Grain boundary ductile fracture in precipitation hardened aluminum alloys

Abstract Published microstructural studies of grain boundary (gb) fracture in precipitation hardened aluminum alloys are reviewed with respect to the three main ideas that have been developed to explain the gb fracture surfaces. The ideas are 1. (1) microvoid growth at large gb precipitates, 2. (2) strain localization in the soft, and sometimes solute-free, gb precipitate free zones (pfz) and 3. (3) the influence of matrix precipitate shear giving rise to inhomogeneous “planar” slip that may apply large stress concentrations to the gb at the end of slip bands.

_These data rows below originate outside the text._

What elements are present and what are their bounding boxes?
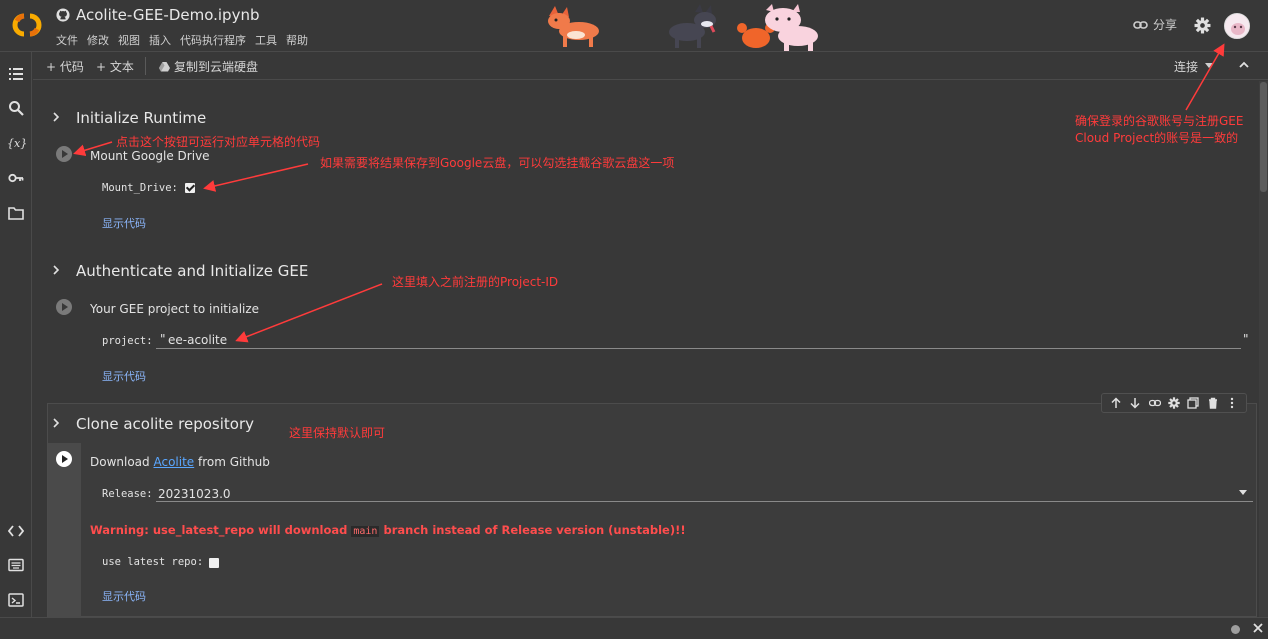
menu-help[interactable]: 帮助 <box>286 32 308 48</box>
section-title-initialize-runtime[interactable]: Initialize Runtime <box>76 109 206 127</box>
param-label-release: Release: <box>102 488 153 500</box>
left-sidebar: {x} <box>0 52 32 639</box>
annotation-account-line1: 确保登录的谷歌账号与注册GEE <box>1075 114 1244 128</box>
avatar-image <box>1225 14 1249 38</box>
param-label-latest-repo: use latest repo: <box>102 556 204 568</box>
copy-to-drive-label: 复制到云端硬盘 <box>174 60 259 74</box>
connect-button[interactable]: 连接 <box>1174 58 1198 75</box>
cell-gutter <box>48 443 81 617</box>
menu-bar: 文件 修改 视图 插入 代码执行程序 工具 帮助 <box>56 32 308 48</box>
menu-tools[interactable]: 工具 <box>255 32 277 48</box>
project-input-underline <box>156 348 1241 349</box>
from-github-text: from Github <box>194 455 270 469</box>
latest-repo-checkbox[interactable] <box>209 558 219 568</box>
menu-runtime[interactable]: 代码执行程序 <box>180 32 246 48</box>
status-bar <box>0 617 1268 639</box>
section-chevron-right-icon[interactable] <box>52 112 60 122</box>
more-vert-icon[interactable] <box>1226 397 1238 409</box>
search-icon[interactable] <box>8 100 24 116</box>
quote-close: " <box>1243 332 1249 346</box>
cat-crab-mascot <box>737 4 818 51</box>
menu-view[interactable]: 视图 <box>118 32 140 48</box>
param-label-mount-drive: Mount_Drive: <box>102 182 178 194</box>
warning-pre: Warning: use_latest_repo will download <box>90 523 352 537</box>
chevron-up-icon[interactable] <box>1238 59 1250 71</box>
terminal-icon[interactable] <box>8 592 24 608</box>
chevron-down-icon[interactable] <box>1205 63 1213 68</box>
mount-drive-checkbox[interactable] <box>185 183 195 193</box>
cell-title-gee-project: Your GEE project to initialize <box>90 302 260 316</box>
cell-title-mount-drive: Mount Google Drive <box>90 149 210 163</box>
menu-insert[interactable]: 插入 <box>149 32 171 48</box>
project-input[interactable]: ee-acolite <box>168 333 227 347</box>
svg-text:{x}: {x} <box>7 137 26 150</box>
annotation-project-id: 这里填入之前注册的Project-ID <box>392 275 559 289</box>
arrow-up-icon[interactable] <box>1110 397 1122 409</box>
trash-icon[interactable] <box>1207 397 1219 409</box>
toolbar-divider <box>145 57 146 75</box>
annotation-keep-default: 这里保持默认即可 <box>289 426 386 440</box>
section-chevron-right-icon[interactable] <box>52 265 60 275</box>
menu-edit[interactable]: 修改 <box>87 32 109 48</box>
share-button[interactable]: 分享 <box>1133 16 1177 33</box>
annotation-mount-drive: 如果需要将结果保存到Google云盘，可以勾选挂载谷歌云盘这一项 <box>320 156 675 170</box>
folder-icon[interactable] <box>8 205 24 221</box>
cell-toolbar <box>1101 393 1247 413</box>
show-code-link[interactable]: 显示代码 <box>102 368 146 384</box>
section-title-authenticate-gee[interactable]: Authenticate and Initialize GEE <box>76 262 308 280</box>
release-select[interactable]: 20231023.0 <box>158 487 231 501</box>
arrow-down-icon[interactable] <box>1129 397 1141 409</box>
link-icon[interactable] <box>1148 397 1161 409</box>
notebook-title[interactable]: Acolite-GEE-Demo.ipynb <box>76 6 260 24</box>
code-snippets-icon[interactable] <box>8 523 24 539</box>
warning-text: Warning: use_latest_repo will download m… <box>90 523 686 537</box>
mirror-cell-icon[interactable] <box>1187 397 1200 409</box>
show-code-link[interactable]: 显示代码 <box>102 588 146 604</box>
quote-open: " <box>160 332 166 346</box>
close-icon[interactable] <box>1252 622 1264 634</box>
drive-icon <box>159 61 170 71</box>
acolite-link[interactable]: Acolite <box>153 455 194 469</box>
key-icon[interactable] <box>8 170 24 186</box>
user-avatar[interactable] <box>1224 13 1250 39</box>
cell-title-download-acolite: Download Acolite from Github <box>90 455 270 469</box>
variables-icon[interactable]: {x} <box>7 135 26 151</box>
annotation-run-button: 点击这个按钮可运行对应单元格的代码 <box>116 135 321 149</box>
param-label-project: project: <box>102 335 153 347</box>
share-label: 分享 <box>1153 18 1178 32</box>
corgi-mascot <box>548 6 599 47</box>
run-cell-button[interactable] <box>56 299 72 315</box>
husky-mascot <box>669 4 716 48</box>
copy-to-drive-button[interactable]: 复制到云端硬盘 <box>159 58 258 75</box>
scrollbar-thumb[interactable] <box>1260 82 1267 192</box>
link-icon <box>1133 20 1148 29</box>
colab-logo[interactable] <box>10 10 44 40</box>
warning-post: branch instead of Release version (unsta… <box>379 523 686 537</box>
menu-file[interactable]: 文件 <box>56 32 78 48</box>
status-indicator-icon[interactable] <box>1231 625 1240 634</box>
command-palette-icon[interactable] <box>8 557 24 573</box>
show-code-link[interactable]: 显示代码 <box>102 215 146 231</box>
release-dropdown-icon[interactable] <box>1239 490 1247 495</box>
run-cell-button[interactable] <box>56 451 72 467</box>
run-cell-button[interactable] <box>56 146 72 162</box>
gear-icon[interactable] <box>1168 397 1180 409</box>
github-icon <box>56 8 70 22</box>
notebook-toolbar: + 代码 + 文本 复制到云端硬盘 连接 <box>33 52 1268 80</box>
active-cell <box>47 403 1257 617</box>
annotation-account-line2: Cloud Project的账号是一致的 <box>1075 131 1239 145</box>
header: Acolite-GEE-Demo.ipynb 文件 修改 视图 插入 代码执行程… <box>0 0 1268 52</box>
section-title-clone-acolite[interactable]: Clone acolite repository <box>76 415 254 433</box>
add-code-button[interactable]: + 代码 <box>46 58 84 75</box>
toc-icon[interactable] <box>8 66 24 82</box>
download-text: Download <box>90 455 154 469</box>
add-text-button[interactable]: + 文本 <box>96 58 134 75</box>
release-select-underline <box>156 501 1253 502</box>
settings-gear-icon[interactable] <box>1194 17 1211 34</box>
warning-code-main: main <box>351 526 380 537</box>
section-chevron-right-icon[interactable] <box>52 418 60 428</box>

Although the last two processes have a supporting role in many cases, the published evidence strongly suggests that the first process is of overwhelming importance. This conclusion has been tested by reversion experiments in model Al-Li alloys in which microstructures with increasing area fractions, A f , of large stable δ precipitates (Al-Li) were produced, but with equivalent matrix structures and yield strengths. The materials show marked falls of toughness and of fracture strain as A f was increased. Studies of surface slip markings in the Al-Li alloys suggested that slip was initiated at the large gb δ precipitates. Only very limited evidence for a role of planar slip in the fracture of the Al-Li alloys was found in contrast to observations on high purity Al-Zn-Mg-Cu alloys where planar slip seemed to show more importance. Brief studies on a nickel based alloy, MAR-M200, suggested that even in the absence of a pfz, strong room temperature embrittlement by gb precipitates was produced. The results of this study suggest that the marked problems of gb fracture in Al-Li alloys are associated with large gb δ precipitates. Jensrud and Ryum [ Mater. Sci. Engng 64 , 229 (1984)] have shown how gb precipitate growth is facilitated in this system as the gb δ phase is very much less soluble than the strengthening δ′ (Al 3 Li) phase.